Merging a compatible view of corporate conformity and social commentary with satire, George Saunders’ stories in Tenth of December sustain his trademark style. He mixes send-ups of how Americans think and speak in a commodity culture full of pop psychology and catchphrases with sensitive subjects which edge into sentiment. As a funhouse mirror of our fragmented nation, he reflects back how we keep evolving, to resemble the caricatured citizens in a Pynchon saga itself.
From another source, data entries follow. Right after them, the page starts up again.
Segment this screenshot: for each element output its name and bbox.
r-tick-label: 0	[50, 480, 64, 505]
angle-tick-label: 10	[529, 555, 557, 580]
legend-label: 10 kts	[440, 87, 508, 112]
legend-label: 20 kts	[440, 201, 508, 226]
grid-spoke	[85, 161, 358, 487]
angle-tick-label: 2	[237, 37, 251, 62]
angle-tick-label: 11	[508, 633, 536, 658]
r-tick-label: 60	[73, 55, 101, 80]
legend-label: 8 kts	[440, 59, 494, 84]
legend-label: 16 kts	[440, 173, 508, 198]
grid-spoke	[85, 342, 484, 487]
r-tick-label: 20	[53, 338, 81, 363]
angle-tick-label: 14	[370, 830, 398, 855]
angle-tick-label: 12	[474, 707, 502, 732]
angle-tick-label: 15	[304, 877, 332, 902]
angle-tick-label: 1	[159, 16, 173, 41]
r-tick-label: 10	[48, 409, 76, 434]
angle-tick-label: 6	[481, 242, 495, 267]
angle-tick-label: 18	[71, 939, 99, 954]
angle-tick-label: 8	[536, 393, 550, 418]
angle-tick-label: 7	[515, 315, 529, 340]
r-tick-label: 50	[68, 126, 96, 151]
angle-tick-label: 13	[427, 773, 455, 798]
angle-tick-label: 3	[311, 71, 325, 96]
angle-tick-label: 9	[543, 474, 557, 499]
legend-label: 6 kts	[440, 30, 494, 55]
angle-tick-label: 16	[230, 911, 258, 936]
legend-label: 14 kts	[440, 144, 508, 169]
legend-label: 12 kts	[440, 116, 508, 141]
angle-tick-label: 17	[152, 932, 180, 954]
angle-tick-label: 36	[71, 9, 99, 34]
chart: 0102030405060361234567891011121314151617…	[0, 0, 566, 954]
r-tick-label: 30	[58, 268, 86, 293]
This psychic dislocation, as people relentlessly must sell themselves or be sold, wears down the characters from two Southern California-based chroniclers. The King of Good Intentions conveys what it could have been like for John Andrew Fredrick to try to make it in the early-’90s indie music scene in Los Angeles, when college radio mattered (a bit). At a party full of star-struck wannabees, pursuing a comely lass, the probably only slightly fictionalized John reflects: “Tonight I am lost and have eyes like a spirograph in the hands of a child on methamphetamine and utterly out of my head on good drugs and bad alcohol.” Poetic or introspective registers carom off John’s R-rated vernacular, the usual Angeleno’s articulation, or its lack. Infusing this spirited or spiteful melange of mundane rants and muttering satire, the novel celebrates an egghead’s low-life lived at the margins of celebrity.

Finally, at those same margins after a career ranging from plumbing sales to an assistant on Jeopardy!, Jim Gavin portrays the predicament of Angelenos caught between fame and misfortune. In this insular, congested, dirty, and sunny terrain, his characters, stuck at start-ups or peddling goods, wonder what keeps them there, and makes them face another day on the freeway. Gavin’s driven the same roads and done the same tasks, and his short story debut, Middle Men, dramatizes, in odd or mundane circumstances, the surprises that quiet epiphanies can present to the attentive wanderer.

Morrissey begins his Autobiography with a strongly Joycean evocation of post-war Manchester. Hook wanders the same streets. Both form bands as influential for such as Fredrick or Gavin’s post-hippie cohorts, arguably, as the Beatles or the Stones for West. Then, the allure of Jesus, Marx, or Stalin diminishes, even if the blowback to Aslan’s book betrays the refusal of some true believers to accept as gospel truth the gospel’s truths via scholarship. Powers’ letters, Cox’s study, and Black’s story share an Irish tension as concepts filter in from the wider world to challenge cohesion and resist coercion, when reform and radicalism seep in to weaken theological verities. Against ideology, Klíma, Pynchon, or Lundborg who welcomed the ’60s and liberating sounds attest to the control exerted by popular culture pitted against political convention. Yet, Saunders warns of the subversive backlash which newer forms of technology and surveillance possess, able to spur us into submission.

Collating this list of books, fiction and otherwise, and some in-between, connections form. We all search for escape, and while music, drugs, radicalism, or fame may ease the monotony, the protagonists of so many of these tales find themselves at the end of their narratives still constrained. Echoing Pascal’s complaint that “all men’s miseries derive from not being able to sit in a quiet room alone”, let Morrissey in this nod to revelation by reading conclude this 2013 culling. “Finally aware of ourselves as forever being in opposition, the solution to all things is the goodness of privacy in a warm room with books.”

Restless as many of these characters prove, lots of them wind up reading.